The garden is quite spectacular and worthy of a longer post some day. There are always things blooming and I usually take a few photos while I’m there; the shots of the swallowtail and prostanthera in my last post are from this garden. When the prostanthera is done, this member of the aster family will be in full bloom. I’m not sure what it is, but I like the look of the flower buds, and when it gets going, it puts on quite a show. Does anyone know it? I would try to figure it out, but the aster family is mighty big.
Before and after photos of a dry stack wall we recently repaired. The original wall was built about fifty years ago with just a single rock type, and then at some point the red and grey river stones were added, probably during a repair job but also possibly because someone wanted to borrow stones for another one of the walls on the property.

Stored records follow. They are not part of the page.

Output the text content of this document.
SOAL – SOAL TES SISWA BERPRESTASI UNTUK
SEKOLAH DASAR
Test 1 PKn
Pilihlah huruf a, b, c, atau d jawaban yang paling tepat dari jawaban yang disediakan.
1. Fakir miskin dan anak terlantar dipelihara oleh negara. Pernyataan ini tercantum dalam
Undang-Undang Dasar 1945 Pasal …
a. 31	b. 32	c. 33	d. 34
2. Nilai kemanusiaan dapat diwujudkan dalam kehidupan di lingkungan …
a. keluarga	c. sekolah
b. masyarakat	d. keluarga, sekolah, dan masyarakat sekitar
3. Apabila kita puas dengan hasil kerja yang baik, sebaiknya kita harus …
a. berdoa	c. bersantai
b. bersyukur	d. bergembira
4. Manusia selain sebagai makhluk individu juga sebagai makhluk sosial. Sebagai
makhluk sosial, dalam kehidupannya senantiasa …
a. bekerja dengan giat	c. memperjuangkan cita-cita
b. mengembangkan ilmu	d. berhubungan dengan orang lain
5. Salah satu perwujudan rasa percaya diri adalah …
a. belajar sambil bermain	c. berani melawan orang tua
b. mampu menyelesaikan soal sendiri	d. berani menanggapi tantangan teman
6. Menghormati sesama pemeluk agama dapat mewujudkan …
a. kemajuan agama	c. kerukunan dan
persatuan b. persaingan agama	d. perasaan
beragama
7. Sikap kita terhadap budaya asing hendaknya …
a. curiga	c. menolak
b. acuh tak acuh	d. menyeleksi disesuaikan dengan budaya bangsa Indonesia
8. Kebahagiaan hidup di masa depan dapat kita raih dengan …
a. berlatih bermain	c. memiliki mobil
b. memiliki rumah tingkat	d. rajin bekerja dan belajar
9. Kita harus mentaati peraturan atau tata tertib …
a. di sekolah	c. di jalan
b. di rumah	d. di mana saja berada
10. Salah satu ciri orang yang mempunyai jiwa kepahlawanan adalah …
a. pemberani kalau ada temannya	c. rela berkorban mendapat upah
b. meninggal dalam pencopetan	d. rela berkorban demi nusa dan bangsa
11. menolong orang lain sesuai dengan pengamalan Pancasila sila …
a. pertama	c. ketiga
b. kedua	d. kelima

The big issue obviously was the two cedar trees, which had pushed the wall apart and partially swallowed many of the original foundation stones. A few of the stones were literally engulfed by the root/trunk of the trees; we had to leave those embedded stones in place and just stack in front of them. We moved the wall forward six inches, added a gravel foundation and gravel backfill, and scavenged the yard for enough of the original moss rock to restack the wall with a single rock type, discarding the river stones. By the end of the day, we had just a single leftover rock about the size of a softball; every single other moss rock that we could find on the property had been used in the wall. Eventually the trees will push the wall apart again, but then it can be stacked one more time.
Last December we were hired to do a similar repair on another fifty-year-old wall that had been pushed over by a redwood tree. The difference with that wall, though, was that it had been built (poorly) with mortar. To repair that wall, we had to demolish it with hammers and we were unable to salvage almost any of the stone; it was fit only to be re-used as rubble backfill and we had to buy a pallet and a half of new stone. So the repair job became a replacement job. And, of course, it also became much more time-consuming and expensive, taking three times as long and costing four or five times as much money. It’s a big factor to consider in debates about mortar versus dry stack: mortared walls stand up well for a long time, but when they do eventually need repair work, it becomes a much bigger job to repair them and they frequently need to be completely replaced. Dry stack walls do typically need to be repaired more often, but those repairs are also typically much easier and much cheaper over the life of the wall.